Introducing Tuba Skinny! Flying the Flag for a New Era of New Orleans Jazz Bands.

Facebook can be very ephemeral. Subjects raised one day are soon downgraded by the welter of information flooding in not just by the minute but by the second. So to keep issues in the public eye, or rather in Jazzers’ eyes, from time to time I post issues and debates on this site and then recycle them periodically on Facebook.

This is one of those issues.

I got back into jazz a few years ago. I say back into, because ‘in the beginning’ I got into jazz with a group of chums following the trend. Then in 2008 my oldest chum said he and his wife had got back into jazz and that my wife and I should join them at The Hemsby Autumn Jazz Parade. So we did and this time I began to take jazz seriously and came to realise its tragic decline.

Then in 2009 Ginny won the Ken Collyer Trust Prize Draw for a fantastic trip to New Orleans for the 2010 French Quarter Festival. By that time I had made numerous contacts through my jazz portraits and now there was no going back.

So I launched www.jazzandjazz.com, then joined Facebook and launched my Facebook Jazzers Group – all aimed at raising the profile of jazz for jazz bands, musicians and fans. Numerous debates ensued on Jazzers about the plight of jazz, ageing fans, weary jazz clubs AND the lack of younger bands, musicians and fans. Not only that but the decline of jazz in New Orleans itself.

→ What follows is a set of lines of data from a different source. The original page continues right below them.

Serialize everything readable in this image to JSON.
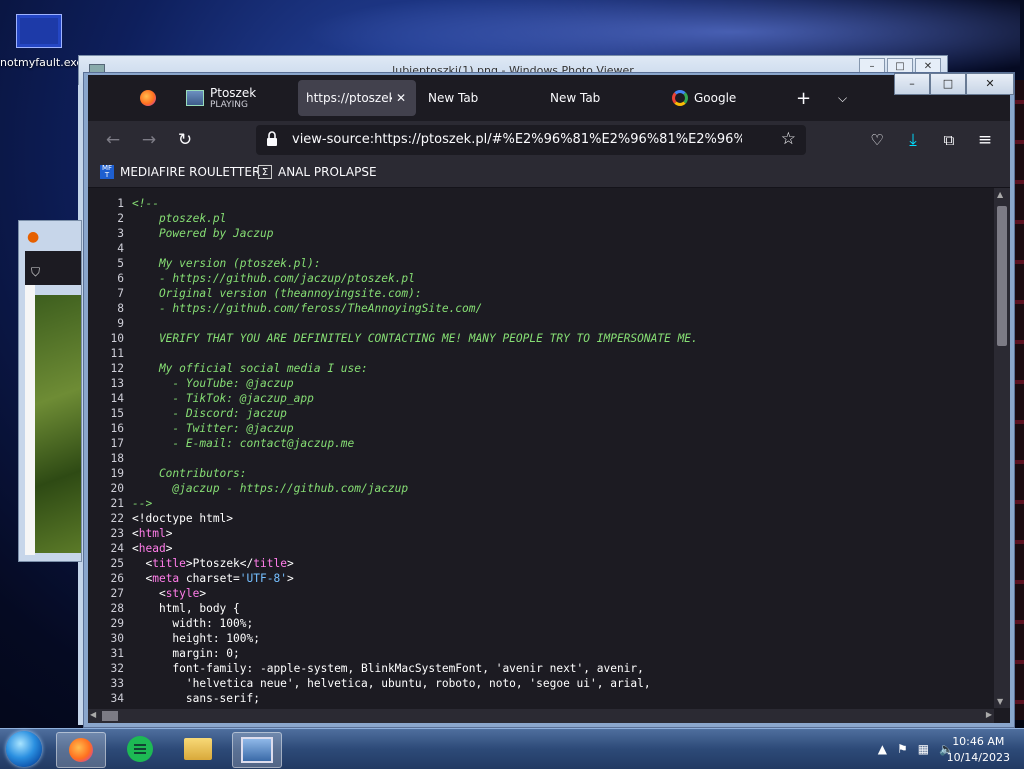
{
  "desktop": {
    "icon_label": "notmyfault.exe"
  },
  "photo_viewer": {
    "title": "lubieptoszki(1).png - Windows Photo Viewer"
  },
  "browser": {
    "tabs": [
      {
        "label": "Ptoszek",
        "sublabel": "PLAYING",
        "icon": "image-icon"
      },
      {
        "label": "https://ptoszek.pl/",
        "active": true
      },
      {
        "label": "New Tab"
      },
      {
        "label": "New Tab"
      },
      {
        "label": "Google",
        "icon": "google-icon"
      }
    ],
    "url": "view-source:https://ptoszek.pl/#%E2%96%81%E2%96%81%E2%96%83%E2%96",
    "bookmarks": [
      {
        "label": "MEDIAFIRE ROULETTER",
        "icon_text": "MF T"
      },
      {
        "label": "ANAL PROLAPSE",
        "icon_text": "Σ"
      }
    ]
  },
  "source_lines": [
    {
      "n": "1",
      "parts": [
        {
          "c": "cm",
          "t": "<!--"
        }
      ]
    },
    {
      "n": "2",
      "parts": [
        {
          "c": "cm",
          "t": "    ptoszek.pl"
        }
      ]
    },
    {
      "n": "3",
      "parts": [
        {
          "c": "cm",
          "t": "    Powered by Jaczup"
        }
      ]
    },
    {
      "n": "4",
      "parts": []
    },
    {
      "n": "5",
      "parts": [
        {
          "c": "cm",
          "t": "    My version (ptoszek.pl):"
        }
      ]
    },
    {
      "n": "6",
      "parts": [
        {
          "c": "cm",
          "t": "    - https://github.com/jaczup/ptoszek.pl"
        }
      ]
    },
    {
      "n": "7",
      "parts": [
        {
          "c": "cm",
          "t": "    Original version (theannoyingsite.com):"
        }
      ]
    },
    {
      "n": "8",
      "parts": [
        {
          "c": "cm",
          "t": "    - https://github.com/feross/TheAnnoyingSite.com/"
        }
      ]
    },
    {
      "n": "9",
      "parts": []
    },
    {
      "n": "10",
      "parts": [
        {
          "c": "cm",
          "t": "    VERIFY THAT YOU ARE DEFINITELY CONTACTING ME! MANY PEOPLE TRY TO IMPERSONATE ME."
        }
      ]
    },
    {
      "n": "11",
      "parts": []
    },
    {
      "n": "12",
      "parts": [
        {
          "c": "cm",
          "t": "    My official social media I use:"
        }
      ]
    },
    {
      "n": "13",
      "parts": [
        {
          "c": "cm",
          "t": "      - YouTube: @jaczup"
        }
      ]
    },
    {
      "n": "14",
      "parts": [
        {
          "c": "cm",
          "t": "      - TikTok: @jaczup_app"
        }
      ]
    },
    {
      "n": "15",
      "parts": [
        {
          "c": "cm",
          "t": "      - Discord: jaczup"
        }
      ]
    },
    {
      "n": "16",
      "parts": [
        {
          "c": "cm",
          "t": "      - Twitter: @jaczup"
        }
      ]
    },
    {
      "n": "17",
      "parts": [
        {
          "c": "cm",
          "t": "      - E-mail: contact@jaczup.me"
        }
      ]
    },
    {
      "n": "18",
      "parts": []
    },
    {
      "n": "19",
      "parts": [
        {
          "c": "cm",
          "t": "    Contributors:"
        }
      ]
    },
    {
      "n": "20",
      "parts": [
        {
          "c": "cm",
          "t": "      @jaczup - https://github.com/jaczup"
        }
      ]
    },
    {
      "n": "21",
      "parts": [
        {
          "c": "cm",
          "t": "-->"
        }
      ]
    },
    {
      "n": "22",
      "parts": [
        {
          "c": "tx",
          "t": "<!doctype html>"
        }
      ]
    },
    {
      "n": "23",
      "parts": [
        {
          "c": "tx",
          "t": "<"
        },
        {
          "c": "tg",
          "t": "html"
        },
        {
          "c": "tx",
          "t": ">"
        }
      ]
    },
    {
      "n": "24",
      "parts": [
        {
          "c": "tx",
          "t": "<"
        },
        {
          "c": "tg",
          "t": "head"
        },
        {
          "c": "tx",
          "t": ">"
        }
      ]
    },
    {
      "n": "25",
      "parts": [
        {
          "c": "tx",
          "t": "  <"
        },
        {
          "c": "tg",
          "t": "title"
        },
        {
          "c": "tx",
          "t": ">Ptoszek</"
        },
        {
          "c": "tg",
          "t": "title"
        },
        {
          "c": "tx",
          "t": ">"
        }
      ]
    },
    {
      "n": "26",
      "parts": [
        {
          "c": "tx",
          "t": "  <"
        },
        {
          "c": "tg",
          "t": "meta"
        },
        {
          "c": "tx",
          "t": " charset="
        },
        {
          "c": "st",
          "t": "'UTF-8'"
        },
        {
          "c": "tx",
          "t": ">"
        }
      ]
    },
    {
      "n": "27",
      "parts": [
        {
          "c": "tx",
          "t": "    <"
        },
        {
          "c": "tg",
          "t": "style"
        },
        {
          "c": "tx",
          "t": ">"
        }
      ]
    },
    {
      "n": "28",
      "parts": [
        {
          "c": "tx",
          "t": "    html, body {"
        }
      ]
    },
    {
      "n": "29",
      "parts": [
        {
          "c": "tx",
          "t": "      width: 100%;"
        }
      ]
    },
    {
      "n": "30",
      "parts": [
        {
          "c": "tx",
          "t": "      height: 100%;"
        }
      ]
    },
    {
      "n": "31",
      "parts": [
        {
          "c": "tx",
          "t": "      margin: 0;"
        }
      ]
    },
    {
      "n": "32",
      "parts": [
        {
          "c": "tx",
          "t": "      font-family: -apple-system, BlinkMacSystemFont, 'avenir next', avenir,"
        }
      ]
    },
    {
      "n": "33",
      "parts": [
        {
          "c": "tx",
          "t": "        'helvetica neue', helvetica, ubuntu, roboto, noto, 'segoe ui', arial,"
        }
      ]
    },
    {
      "n": "34",
      "parts": [
        {
          "c": "tx",
          "t": "        sans-serif;"
        }
      ]
    }
  ],
  "taskbar": {
    "time": "10:46 AM",
    "date": "10/14/2023"
  }
}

So to the heart of the matter! There are younger bands out there – in the USA, UK and around the world. And right now, to demonstrate what this article is all about I want to feature just one of these bands, Tuba Skinny, recently introduced to me by Jazzers Group Member Edward Lloyd-Hughes.

Tuba Skinny bring New Orleans to Sydney Australia

Their website, http://tubaskinny.bandcamp.com, says it all and is music to the ears:

Formed in in 2009, Tuba Skinny has steadily evolved from a loose collection of street musicians into a solid ensemble dedicated to bringing the traditional New Orleans sound to audiences around the world. Drawing on a wide range of musical influences—from spirituals to Depression-era blues, from ragtime to traditional jazz—their sound evokes the rich musical heritage of their New Orleans home. The band has gained a loyal following through their distinctive sound, their commitment to reviving long-lost songs, and their barnstorming live performances.”

You can listen to their jazz on youtube and here are just two links:

Live set, ABC National Radio, Sydney, Australia: http://youtu.be/ffXQ6qH3gwU

Tuba Skinny with Erika Lewis on vocals performing at Louisiana Busker Fest in Abita Springs, La 22.4.2013: http://youtu.be/hTainjvzeoI

So just a few stills courtesy of ABC, Australia. The names of the musicians are announced during the video.

 
Tuba Skinny is just one of a number of new US bands who, along with UK bands and musicians such as The Bennett Brothers, The Martin Brothers, The Adrian Cox Quartet, Dom Pipkin & The Ikos, The Brownfield Byrne Quintet, Jonny Boston and Amy Roberts bely fears that, as one punter put it on Linkedin “jazz music is going to die soon”. There is no lack of talented bands and musicians.

But they don’t follow the traditional marketing methods. They promote themselves differently, using the internet and modern communications to appeal to younger fans. Adrian Cox pointed out to me recently that 90% of his Quartet’s fans are age group 18 to 30.

 

Reading Sammy Rimington’s book “A Life in Pictures” it strikes me that back in his early days things were much the same as today. He had to make his own way on the jazz scene along with other up and coming bands. What’s more, back then they had to push promotion and win gigs for themselves without the aid of the internet. Neither was there a Jazz Guide in those days.

I’ve rerun a series of Jazzers Debates on these issues on Jazz&Jazz, under: http://www.jazzandjazz.com/category/jazz-world-interviews/ . I’ve also written a feature on the site “Analysing The Jazz Scene – Past, Present and Future”.

So older bands, clubs and fans shouldn’t bemoan the plight of jazz. We should lift our heads above the parapet to see whats happening out there and somehow get in on the act with a new lease of jazz life. We shouldn’t just fade away. We should re-involve ourselves and join in with and support a whole new generation of Jazzers, then they might be more inclined to join in with us.

Long Live New Orleans Revivalist Jazz!